IAS Fellow at the College of St Hild and St Bede, Durham University (October – December 2017)
Dr Wahbie Long is Senior Lecturer in the Department of Psychology and Director of the Child Guidance Clinic at the University of Cape Town (UCT) in South Africa. His research interests include the history, theory and indigenization of psychology. His work has appeared in journals including History of Psychology, Journal of the History of the Behavioral Sciences, History of the Human Sciences, and New Ideas in Psychology. His book on the longstanding debate about the social value of psychology, A history of ‘relevance’ in psychology, was published by Palgrave Macmillan in 2016. He also contributes regularly in the public domain, writing about various topics such as Marxism, identity politics, and higher education in South Africa.

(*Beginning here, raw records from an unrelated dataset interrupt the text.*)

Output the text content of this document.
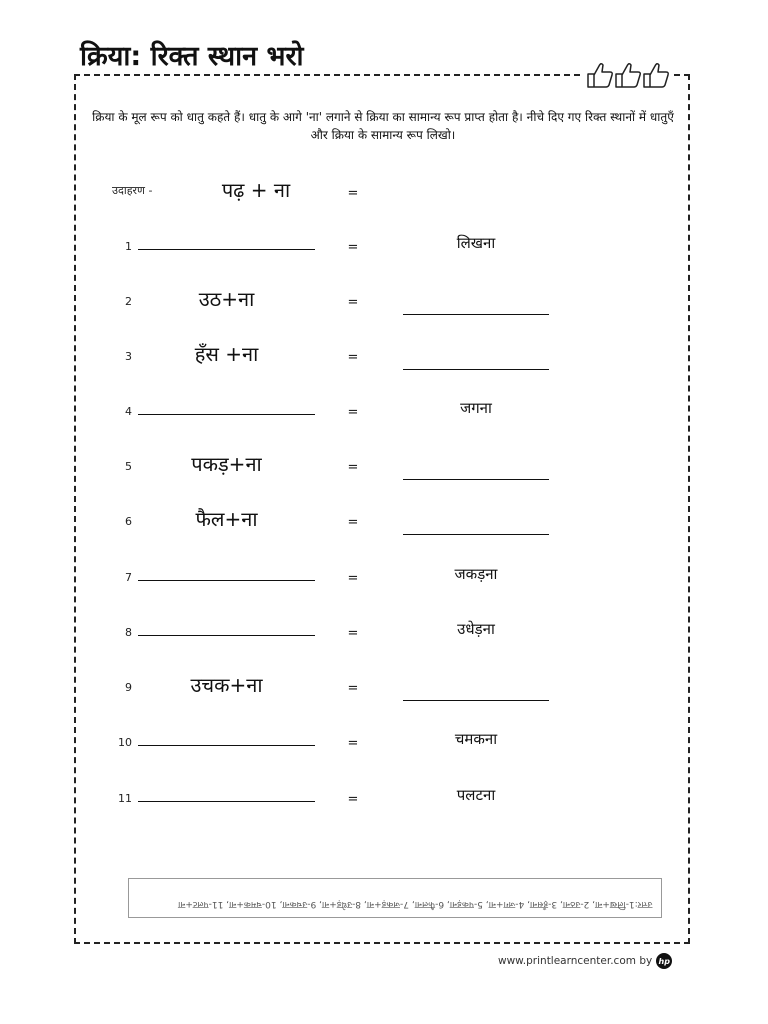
क्रिया: रिक्त स्थान भरो
क्रिया के मूल रूप को धातु कहते हैं। धातु के आगे 'ना' लगाने से क्रिया का सामान्य रूप प्राप्त होता है। नीचे दिए गए रिक्त स्थानों में धातुएँ और क्रिया के सामान्य रूप लिखो।
उदाहरण -	पढ़ + ना	=
1	=	लिखना
2	उठ+ना	=
3	हँस +ना	=
4	=	जगना
5	पकड़+ना	=
6	फैल+ना	=
7	=	जकड़ना
8	=	उधेड़ना
9	उचक+ना	=
10	=	चमकना
11	=	पलटना
उत्तर:1-लिख+ना, 2-उठना, 3-हँसना, 4-जग+ना, 5-पकड़ना, 6-फैलना, 7-जकड़+ना, 8-उधेड़+ना, 9-उचकना, 10-चमक+ना, 11-पलट+ना
www.printlearncenter.com by hp
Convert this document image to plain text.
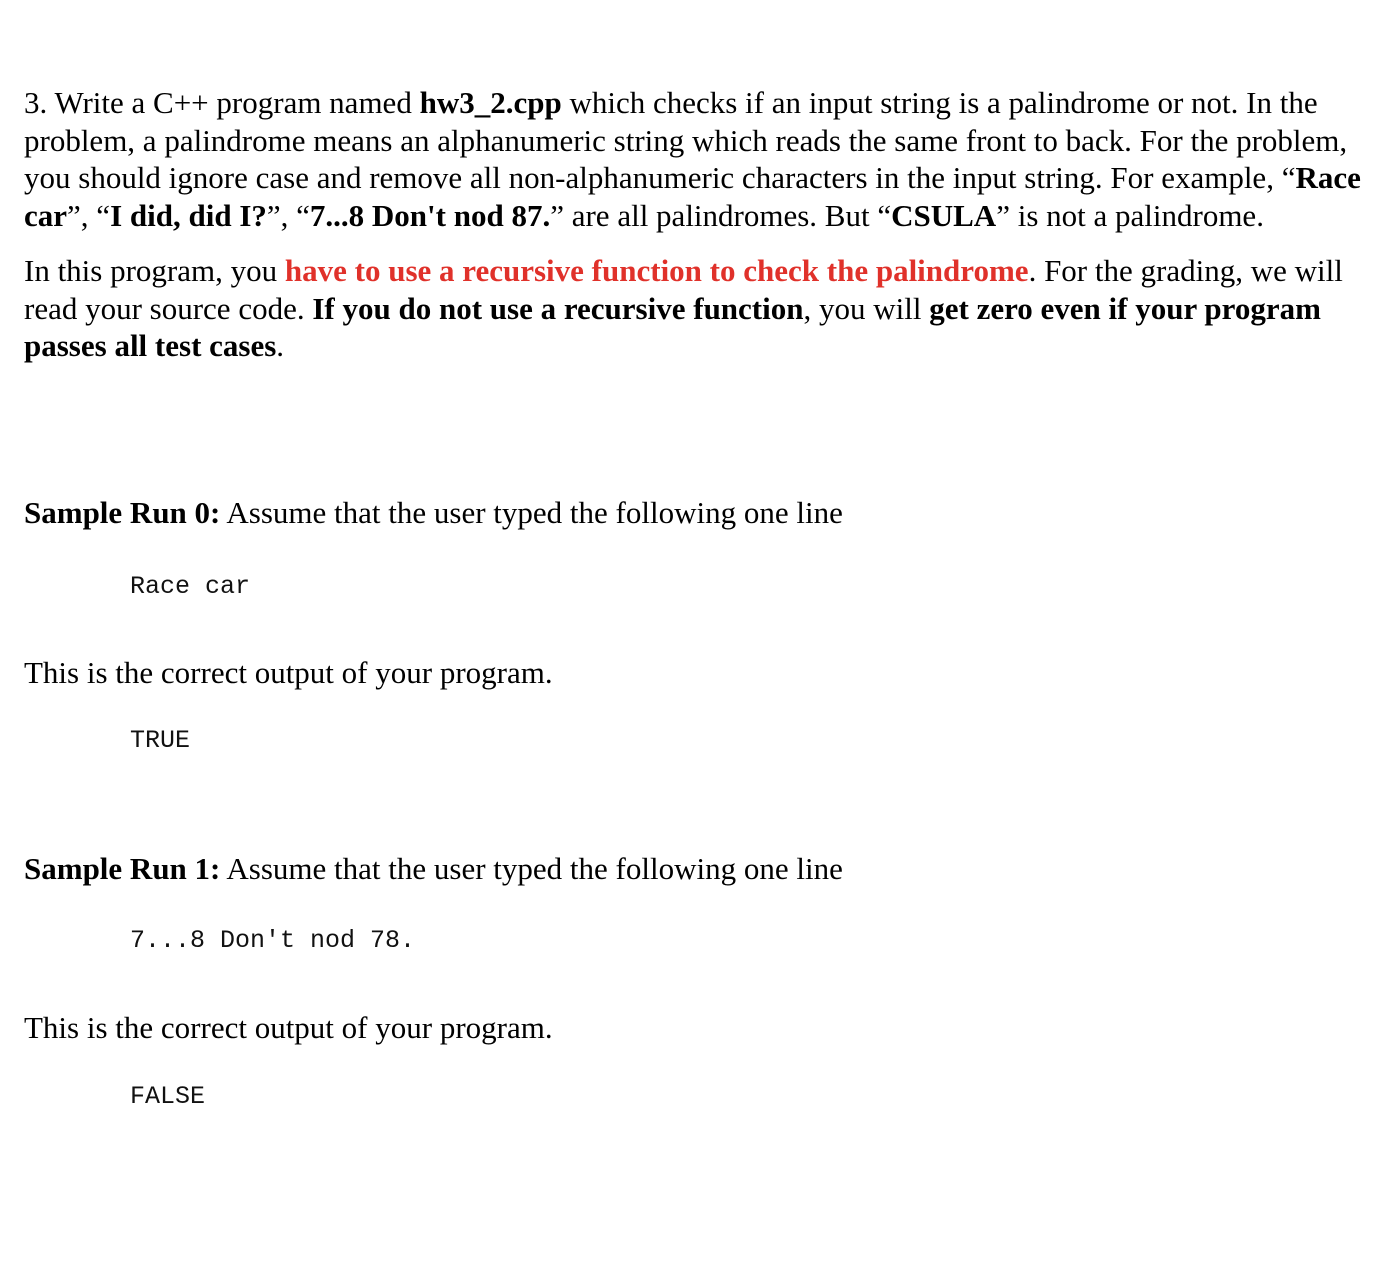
3. Write a C++ program named hw3_2.cpp which checks if an input string is a palindrome or not. In the problem, a palindrome means an alphanumeric string which reads the same front to back. For the problem, you should ignore case and remove all non-alphanumeric characters in the input string. For example, “Race car”, “I did, did I?”, “7...8 Don't nod 87.” are all palindromes. But “CSULA” is not a palindrome.

In this program, you have to use a recursive function to check the palindrome. For the grading, we will read your source code. If you do not use a recursive function, you will get zero even if your program passes all test cases.

Sample Run 0: Assume that the user typed the following one line

Race car

This is the correct output of your program.

TRUE

Sample Run 1: Assume that the user typed the following one line

7...8 Don't nod 78.

This is the correct output of your program.

FALSE
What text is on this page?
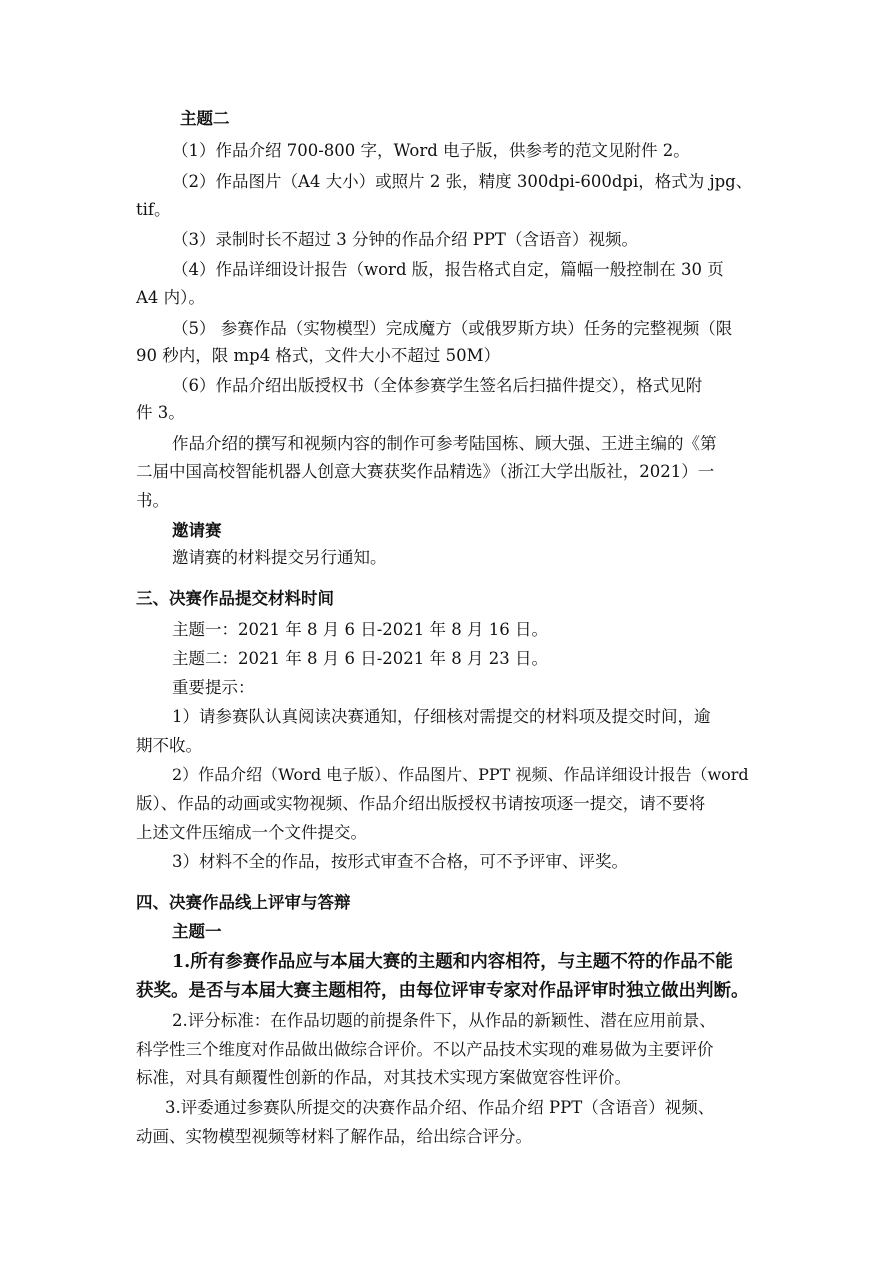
主题二
（1）作品介绍 700-800 字，Word 电子版，供参考的范文见附件 2。
（2）作品图片（A4 大小）或照片 2 张，精度 300dpi-600dpi，格式为 jpg、
tif。
（3）录制时长不超过 3 分钟的作品介绍 PPT（含语音）视频。
（4）作品详细设计报告（word 版，报告格式自定，篇幅一般控制在 30 页
A4 内）。
（5） 参赛作品（实物模型）完成魔方（或俄罗斯方块）任务的完整视频（限
90 秒内，限 mp4 格式，文件大小不超过 50M）
（6）作品介绍出版授权书（全体参赛学生签名后扫描件提交），格式见附
件 3。
作品介绍的撰写和视频内容的制作可参考陆国栋、顾大强、王进主编的《第
二届中国高校智能机器人创意大赛获奖作品精选》（浙江大学出版社，2021）一
书。
邀请赛
邀请赛的材料提交另行通知。
三、决赛作品提交材料时间
主题一：2021 年 8 月 6 日-2021 年 8 月 16 日。
主题二：2021 年 8 月 6 日-2021 年 8 月 23 日。
重要提示：
1）请参赛队认真阅读决赛通知，仔细核对需提交的材料项及提交时间，逾
期不收。
2）作品介绍（Word 电子版）、作品图片、PPT 视频、作品详细设计报告（word
版）、作品的动画或实物视频、作品介绍出版授权书请按项逐一提交，请不要将
上述文件压缩成一个文件提交。
3）材料不全的作品，按形式审查不合格，可不予评审、评奖。
四、决赛作品线上评审与答辩
主题一
1.所有参赛作品应与本届大赛的主题和内容相符，与主题不符的作品不能
获奖。是否与本届大赛主题相符，由每位评审专家对作品评审时独立做出判断。
2.评分标准：在作品切题的前提条件下，从作品的新颖性、潜在应用前景、
科学性三个维度对作品做出做综合评价。不以产品技术实现的难易做为主要评价
标准，对具有颠覆性创新的作品，对其技术实现方案做宽容性评价。
3.评委通过参赛队所提交的决赛作品介绍、作品介绍 PPT（含语音）视频、
动画、实物模型视频等材料了解作品，给出综合评分。
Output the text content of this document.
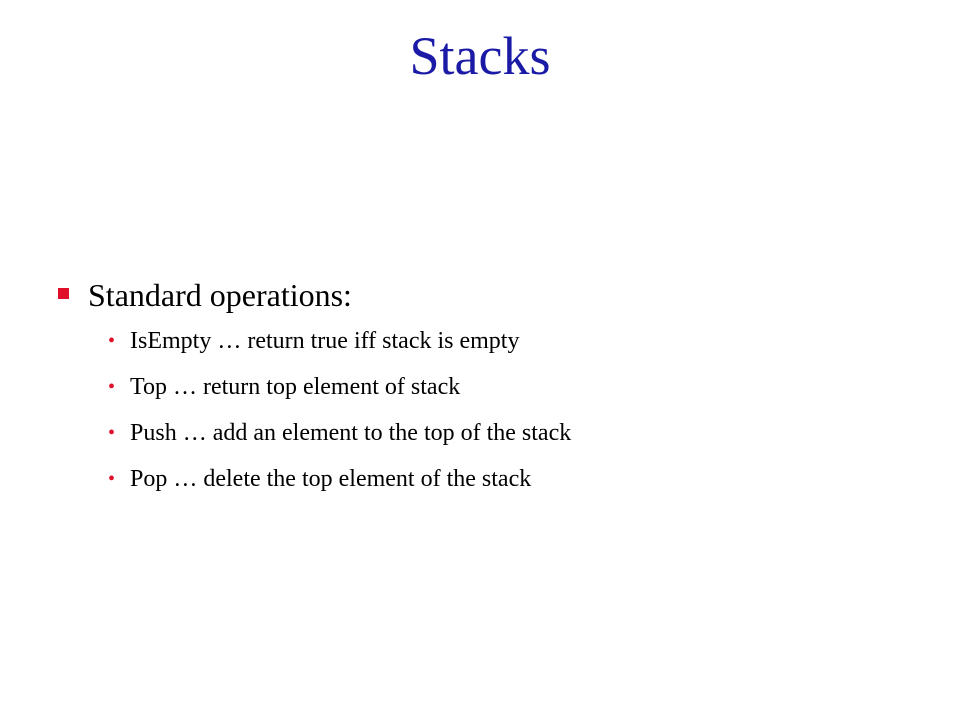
Stacks
Standard operations:
• IsEmpty … return true iff stack is empty
• Top … return top element of stack
• Push … add an element to the top of the stack
• Pop … delete the top element of the stack
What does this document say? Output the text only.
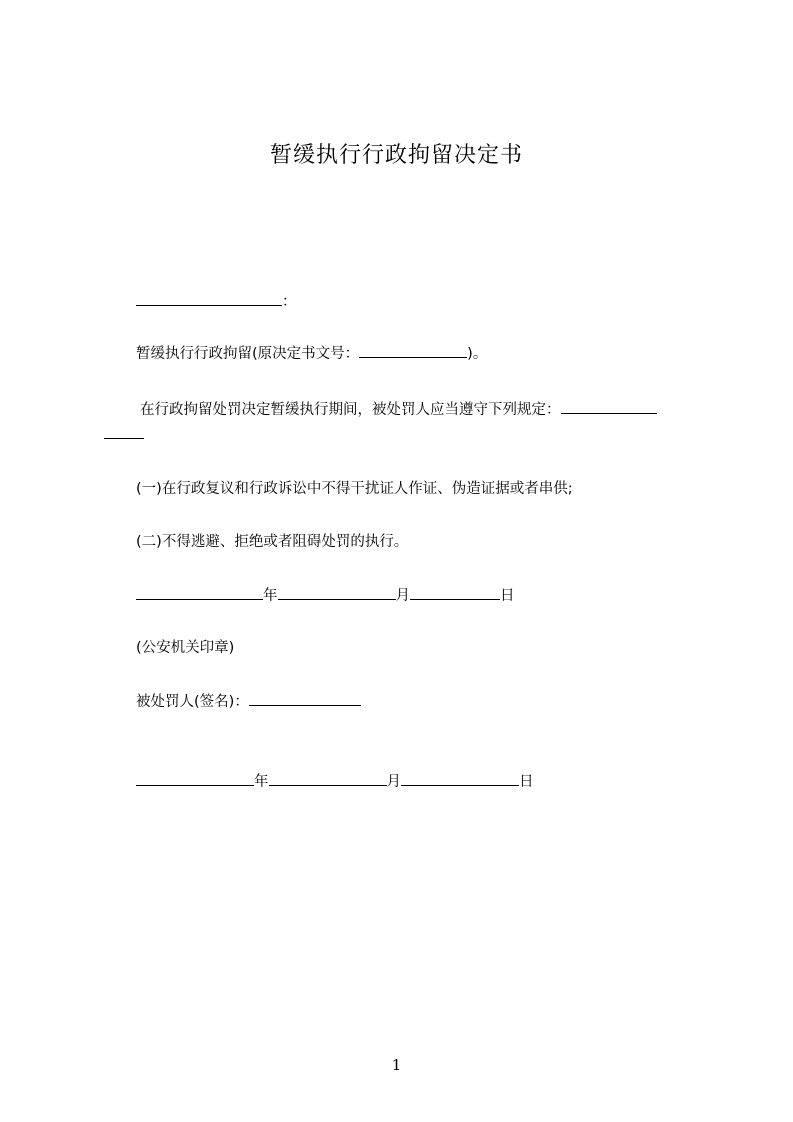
暂缓执行行政拘留决定书
：
暂缓执行行政拘留(原决定书文号：	)。
在行政拘留处罚决定暂缓执行期间，被处罚人应当遵守下列规定：
(一)在行政复议和行政诉讼中不得干扰证人作证、伪造证据或者串供;
(二)不得逃避、拒绝或者阻碍处罚的执行。
年	月	日
(公安机关印章)
被处罚人(签名)：
年	月	日
1
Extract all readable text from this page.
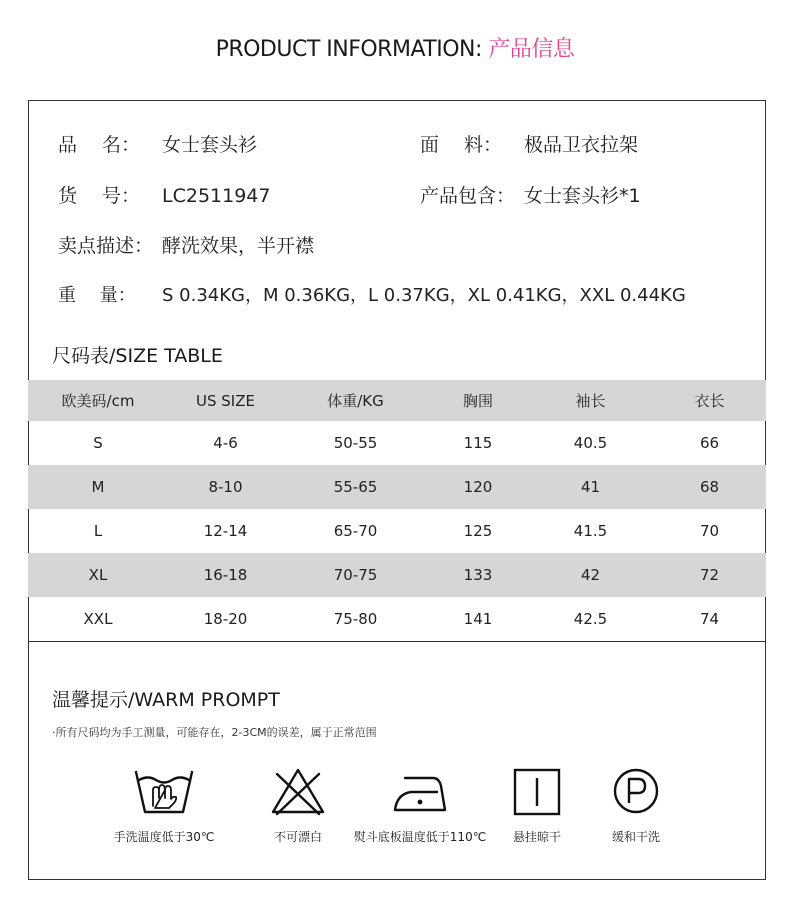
PRODUCT INFORMATION: 产品信息
品　 名： 女士套头衫	面　 料： 极品卫衣拉架
货　 号： LC2511947	产品包含： 女士套头衫*1
卖点描述： 酵洗效果，半开襟
重　 量： S 0.34KG，M 0.36KG，L 0.37KG，XL 0.41KG，XXL 0.44KG
尺码表/SIZE TABLE
欧美码/cm	US SIZE	体重/KG	胸围	袖长	衣长
S	4-6	50-55	115	40.5	66
M	8-10	55-65	120	41	68
L	12-14	65-70	125	41.5	70
XL	16-18	70-75	133	42	72
XXL	18-20	75-80	141	42.5	74
温馨提示/WARM PROMPT
·所有尺码均为手工测量，可能存在，2-3CM的误差，属于正常范围
手洗温度低于30℃	不可漂白	熨斗底板温度低于110℃	悬挂晾干	缓和干洗
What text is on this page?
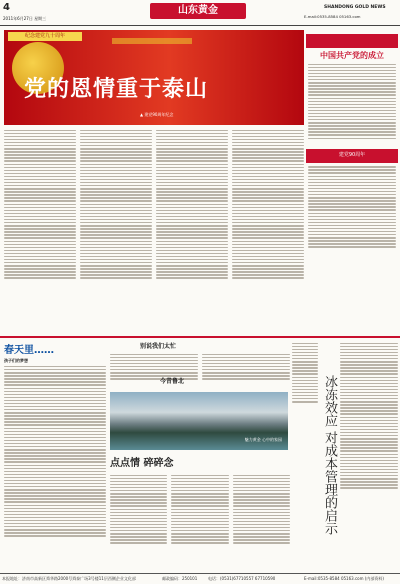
4
2011年6月27日 星期三
山东黄金	SHANDONG GOLD NEWS
E-mail:0535-8584 05163.com
纪念建党九十周年
党的恩情重于泰山
▲ 建党90周年纪念
中国共产党的成立
建党90周年
春天里……
孩子们的梦想
别说我们太忙
今昔鲁北
魅力黄金 心中的家园	冰冻效应 对成本管理的启示
点点情 碎碎念
本报地址：济南市高新区舜华路2000号舜泰广场3号楼11层西侧企业文化部	邮政编码：250101	电话：(0531)67710557 67710590	E-mail:0535-8584 05163.com (内部资料)
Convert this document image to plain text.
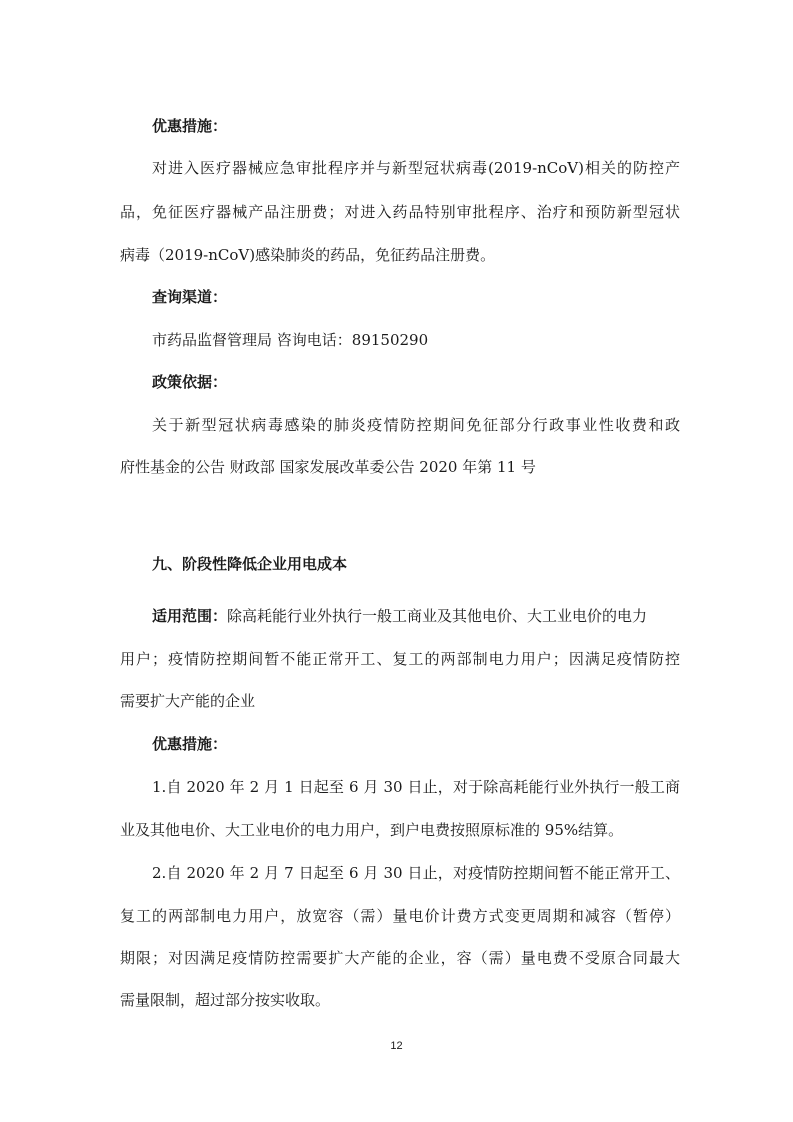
优惠措施：
对进入医疗器械应急审批程序并与新型冠状病毒(2019-nCoV)相关的防控产
品，免征医疗器械产品注册费；对进入药品特别审批程序、治疗和预防新型冠状
病毒（2019-nCoV)感染肺炎的药品，免征药品注册费。
查询渠道：
市药品监督管理局 咨询电话：89150290
政策依据：
关于新型冠状病毒感染的肺炎疫情防控期间免征部分行政事业性收费和政
府性基金的公告 财政部 国家发展改革委公告 2020 年第 11 号
九、阶段性降低企业用电成本
适用范围：除高耗能行业外执行一般工商业及其他电价、大工业电价的电力
用户；疫情防控期间暂不能正常开工、复工的两部制电力用户；因满足疫情防控
需要扩大产能的企业
优惠措施：
1.自 2020 年 2 月 1 日起至 6 月 30 日止，对于除高耗能行业外执行一般工商
业及其他电价、大工业电价的电力用户，到户电费按照原标准的 95%结算。
2.自 2020 年 2 月 7 日起至 6 月 30 日止，对疫情防控期间暂不能正常开工、
复工的两部制电力用户，放宽容（需）量电价计费方式变更周期和减容（暂停）
期限；对因满足疫情防控需要扩大产能的企业，容（需）量电费不受原合同最大
需量限制，超过部分按实收取。
12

Dr Long completed an undergraduate degree in psychology and economics, and an Honours degree in psychology, at UCT, before completing a Master’s degree in clinical psychology at Stellenbosch University. He practiced as a military psychologist in the South African National Defence Force before joining the Department of Psychology at UCT in 2010, where he completed a doctoral degree in 2013. He currently teaches an Honours module on philosophical and theoretical issues in psychology as well as various topics in the Master’s in Clinical Psychology program, including adult psychopathology, psychodynamic theory, group therapy, and critical theory. He continues to practice as a clinical psychologist and psychotherapist in South Africa.
Dr Long’s work has been well-received by historians and theoreticians in psychology. His paper, Rethinking ‘relevance’: South African psychology in context, was selected as the best paper in the 2013 volume of History of Psychology, the official history journal of the American Psychological Association (APA). In 2015, he was a Mandela-Mellon Fellow of the Hutchins Center at Harvard University and, in 2016, he received the Early Career Award of the Society for the History of Psychology (Division 26 of the APA). He has recently been awarded a prestigious Y1 rating by the National Research Foundation of South Africa.
In his work at the Institute of Advanced Study, Dr Long will draw on historical, theoretical and clinical scholarship in psychology to investigate the psychological sequelae of structural violence. Informed by the notion of a ‘political unconscious,’ he will begin theorizing how structures – economic ones in particular – shape the psychological lives of ordinary citizens. His objective is to develop a political form of psychotherapy that can be practiced in contexts of social inequality.